No había ninguna necesidad de comunicar por carta con Joe, pues hay que tener en cuenta que estaba sentado a mi lado y que, además, nos hallábamos solos. Pero le entregué esta comunicación escrita, con pizarra y todo, por mi propia mano, y Joe la recibió con tanta solemnidad como si fuera un milagro de erudición.
—¡Magnífico, Pip! —exclamó abriendo cuanto pudo sus azules ojos—. ¡Cuánto sabes! ¿Lo has hecho tú?
—Más me gustaría saber —repliqué yo, mirando a la pizarra con el temor de que la escritura no estaba muy bien alineada.
—Mira —dijo Joe—. Aquí hay una “J” y una “O” muy bien dibujadas. Esto sin duda dice “Joe”.
Jamás oí a mi amigo leer otra palabra que la que acababa de pronunciar; en la iglesia, el domingo anterior, observé que sostenía el libro de rezos vuelto al revés, como si le prestara el mismo servicio que del derecho. Y deseando aprovechar la ocasión, a fin de averiguar si, para enseñar a Joe, tendría que empezar por el principio, le dije:
—Lee lo demás, Joe.
—¿Lo demás, Pip? —exclamó Joe mirando a la pizarra con expresión de duda—. Una... una “J” y ocho “oes”.
En vista de su incapacidad para descifrar la carta, me incliné hacia él y, con la ayuda de mi dedo índice, la leí toda.
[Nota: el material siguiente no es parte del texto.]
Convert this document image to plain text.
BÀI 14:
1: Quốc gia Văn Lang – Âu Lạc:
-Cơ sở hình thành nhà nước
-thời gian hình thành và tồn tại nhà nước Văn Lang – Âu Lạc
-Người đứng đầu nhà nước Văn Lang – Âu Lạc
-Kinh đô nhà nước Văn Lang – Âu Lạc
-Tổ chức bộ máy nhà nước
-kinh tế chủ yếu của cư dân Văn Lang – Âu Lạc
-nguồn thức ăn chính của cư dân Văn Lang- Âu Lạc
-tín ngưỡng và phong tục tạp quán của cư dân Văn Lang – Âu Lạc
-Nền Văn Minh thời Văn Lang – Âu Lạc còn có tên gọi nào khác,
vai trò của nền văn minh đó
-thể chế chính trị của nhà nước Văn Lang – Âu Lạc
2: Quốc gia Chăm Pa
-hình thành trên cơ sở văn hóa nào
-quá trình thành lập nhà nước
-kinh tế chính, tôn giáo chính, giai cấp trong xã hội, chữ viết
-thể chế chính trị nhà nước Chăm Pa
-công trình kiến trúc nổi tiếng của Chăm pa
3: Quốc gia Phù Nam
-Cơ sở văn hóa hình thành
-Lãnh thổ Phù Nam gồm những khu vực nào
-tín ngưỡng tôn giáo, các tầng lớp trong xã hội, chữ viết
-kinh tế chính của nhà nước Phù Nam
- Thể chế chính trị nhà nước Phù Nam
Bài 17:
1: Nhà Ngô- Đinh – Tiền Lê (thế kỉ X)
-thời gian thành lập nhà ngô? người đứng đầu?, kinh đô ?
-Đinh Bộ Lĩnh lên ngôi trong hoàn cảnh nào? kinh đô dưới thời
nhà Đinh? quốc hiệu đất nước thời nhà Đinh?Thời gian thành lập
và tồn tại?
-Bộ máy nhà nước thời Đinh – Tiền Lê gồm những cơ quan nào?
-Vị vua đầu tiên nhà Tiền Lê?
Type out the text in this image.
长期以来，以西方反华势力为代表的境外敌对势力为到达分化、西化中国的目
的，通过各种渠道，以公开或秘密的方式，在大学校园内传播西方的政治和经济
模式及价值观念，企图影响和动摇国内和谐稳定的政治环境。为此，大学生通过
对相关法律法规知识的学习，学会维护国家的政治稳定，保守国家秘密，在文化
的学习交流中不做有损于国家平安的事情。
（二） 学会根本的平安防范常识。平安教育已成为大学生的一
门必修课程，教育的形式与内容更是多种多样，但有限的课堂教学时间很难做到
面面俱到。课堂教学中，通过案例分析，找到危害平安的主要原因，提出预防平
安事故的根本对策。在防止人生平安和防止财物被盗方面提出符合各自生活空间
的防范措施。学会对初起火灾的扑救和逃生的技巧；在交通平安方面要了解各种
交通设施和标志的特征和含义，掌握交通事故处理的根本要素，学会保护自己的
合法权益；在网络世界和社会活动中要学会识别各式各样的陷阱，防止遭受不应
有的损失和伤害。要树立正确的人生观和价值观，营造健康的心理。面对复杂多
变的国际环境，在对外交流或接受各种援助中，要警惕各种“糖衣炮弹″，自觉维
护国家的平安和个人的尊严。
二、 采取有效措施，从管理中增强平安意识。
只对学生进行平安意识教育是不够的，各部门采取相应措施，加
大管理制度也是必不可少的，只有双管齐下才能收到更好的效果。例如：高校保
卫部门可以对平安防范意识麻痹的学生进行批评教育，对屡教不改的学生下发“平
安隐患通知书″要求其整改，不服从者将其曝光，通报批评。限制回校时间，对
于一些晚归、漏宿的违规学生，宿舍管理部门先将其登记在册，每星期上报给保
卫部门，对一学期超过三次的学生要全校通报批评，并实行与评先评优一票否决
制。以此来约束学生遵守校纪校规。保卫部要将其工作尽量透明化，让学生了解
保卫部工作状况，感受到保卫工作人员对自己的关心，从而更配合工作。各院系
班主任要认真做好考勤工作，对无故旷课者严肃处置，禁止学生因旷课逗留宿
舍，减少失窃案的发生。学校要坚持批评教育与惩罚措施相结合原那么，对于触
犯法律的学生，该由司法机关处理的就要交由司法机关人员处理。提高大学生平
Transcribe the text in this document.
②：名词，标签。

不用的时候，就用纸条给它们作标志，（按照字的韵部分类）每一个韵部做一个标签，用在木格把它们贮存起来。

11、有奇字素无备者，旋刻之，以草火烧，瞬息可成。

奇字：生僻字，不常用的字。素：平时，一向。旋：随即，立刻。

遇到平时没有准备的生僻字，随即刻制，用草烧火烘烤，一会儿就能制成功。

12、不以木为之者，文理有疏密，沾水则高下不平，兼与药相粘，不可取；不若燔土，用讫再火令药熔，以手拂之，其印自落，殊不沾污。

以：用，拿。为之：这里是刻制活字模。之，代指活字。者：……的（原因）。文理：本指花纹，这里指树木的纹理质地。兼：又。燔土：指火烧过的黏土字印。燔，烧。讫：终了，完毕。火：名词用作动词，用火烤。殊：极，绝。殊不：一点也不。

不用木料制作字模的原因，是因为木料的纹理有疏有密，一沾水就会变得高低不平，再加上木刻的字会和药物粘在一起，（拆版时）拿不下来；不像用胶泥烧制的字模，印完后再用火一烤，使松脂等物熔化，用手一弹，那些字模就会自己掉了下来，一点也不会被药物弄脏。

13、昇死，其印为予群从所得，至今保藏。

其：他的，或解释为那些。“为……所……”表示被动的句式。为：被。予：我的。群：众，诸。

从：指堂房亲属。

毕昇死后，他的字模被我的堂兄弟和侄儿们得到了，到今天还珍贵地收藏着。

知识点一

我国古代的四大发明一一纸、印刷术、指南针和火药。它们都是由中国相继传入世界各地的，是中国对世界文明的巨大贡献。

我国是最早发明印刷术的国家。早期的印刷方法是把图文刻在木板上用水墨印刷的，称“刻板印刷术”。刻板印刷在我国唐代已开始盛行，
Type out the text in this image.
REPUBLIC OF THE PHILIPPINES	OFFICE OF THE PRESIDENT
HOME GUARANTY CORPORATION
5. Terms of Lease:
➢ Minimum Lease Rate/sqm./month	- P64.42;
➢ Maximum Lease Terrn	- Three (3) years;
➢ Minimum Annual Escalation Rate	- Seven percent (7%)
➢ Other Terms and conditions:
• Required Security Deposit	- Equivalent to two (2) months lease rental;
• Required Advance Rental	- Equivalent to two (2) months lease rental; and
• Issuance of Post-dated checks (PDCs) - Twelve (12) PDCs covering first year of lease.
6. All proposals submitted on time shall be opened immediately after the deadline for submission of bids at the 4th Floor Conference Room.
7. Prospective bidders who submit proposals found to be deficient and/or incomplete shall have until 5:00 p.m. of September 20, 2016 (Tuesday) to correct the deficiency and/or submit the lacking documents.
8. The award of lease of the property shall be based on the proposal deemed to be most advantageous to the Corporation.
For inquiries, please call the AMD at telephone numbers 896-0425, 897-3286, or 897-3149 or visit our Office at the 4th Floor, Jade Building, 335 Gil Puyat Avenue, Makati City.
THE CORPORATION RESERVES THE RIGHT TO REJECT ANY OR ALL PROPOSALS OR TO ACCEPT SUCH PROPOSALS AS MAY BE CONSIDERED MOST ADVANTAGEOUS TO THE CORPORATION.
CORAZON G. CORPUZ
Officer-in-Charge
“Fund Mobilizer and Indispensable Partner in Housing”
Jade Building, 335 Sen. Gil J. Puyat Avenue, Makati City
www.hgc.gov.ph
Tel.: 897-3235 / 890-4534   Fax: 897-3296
—¡Es asombroso! —dijo Joe en cuanto terminé—. Sabes mucho.
—¿Y cómo lees “Gargery”, Joe? —le pregunté, con modesta expresión de superioridad.
—De ninguna manera.
—Pero supongamos que lo leyeras.
—No puede suponerse —replicó Joe—. Sin embargo, me gusta mucho leer. —¿De veras?
—Mucho. Dame un buen libro o un buen periódico, déjame que me siente ante el fuego y soy hombre feliz. ¡Dios mío! —añadió después de frotarse las rodillas—. Cuando se encuentra una “J” y una “O”, y comprende uno que aquello dice “Joe”, se da cuenta de lo interesante que es la lectura.
Por estas palabras comprendí que la instrucción de Joe estaba aún en la infancia. Y, hablando del mismo asunto, le pregunté:
—Cuando eras pequeño como yo, Joe, ¿fuiste a la escuela? —No, Pip.
—Y ¿por qué no fuiste a la escuela cuando tenías mi edad?
—Pues ya verás, Pip —contestó Joe empuñando el hierro con que solía atizar el fuego cuando estaba pensativo—. Voy a decírtelo. Mi padre, Pip, se había dado a la bebida y cuando estaba borracho, le pegaba a mi madre con la mayor crueldad. Ésta era la única ocasión en que movía los brazos, pues no le gustaba trabajar. Debo añadir que también se ejercitaba en mí, pegándome con un vigor que habría estado mucho mejor aplicado para golpear el hierro con el martillo. ¿Me comprendes, Pip?
—Sí, Joe.
—A consecuencia de eso, mi madre y yo nos escapamos varias veces de la casa de mi padre. Luego mi madre fue a trabajar, y solía decirme: “Ahora, Joe, si Dios quiere, podrás ir a la escuela, hijo mío”. Y quería llevarme a la escuela. Pero mi padre, en el fondo, tenía muy buen corazón y no podía vivir sin nosotros. Por eso vino a la casa en que vivíamos y armó tal escándalo en la puerta que no tuvimos más remedio que irnos a vivir con él. Pero luego, en cuanto nos tuvo otra vez en casa, volvió a pegarnos. Y ésta fue la causa, Pip —terminó Joe, dejando de remover las brasas y mirándome—, de que mi instrucción esté un poco atrasada.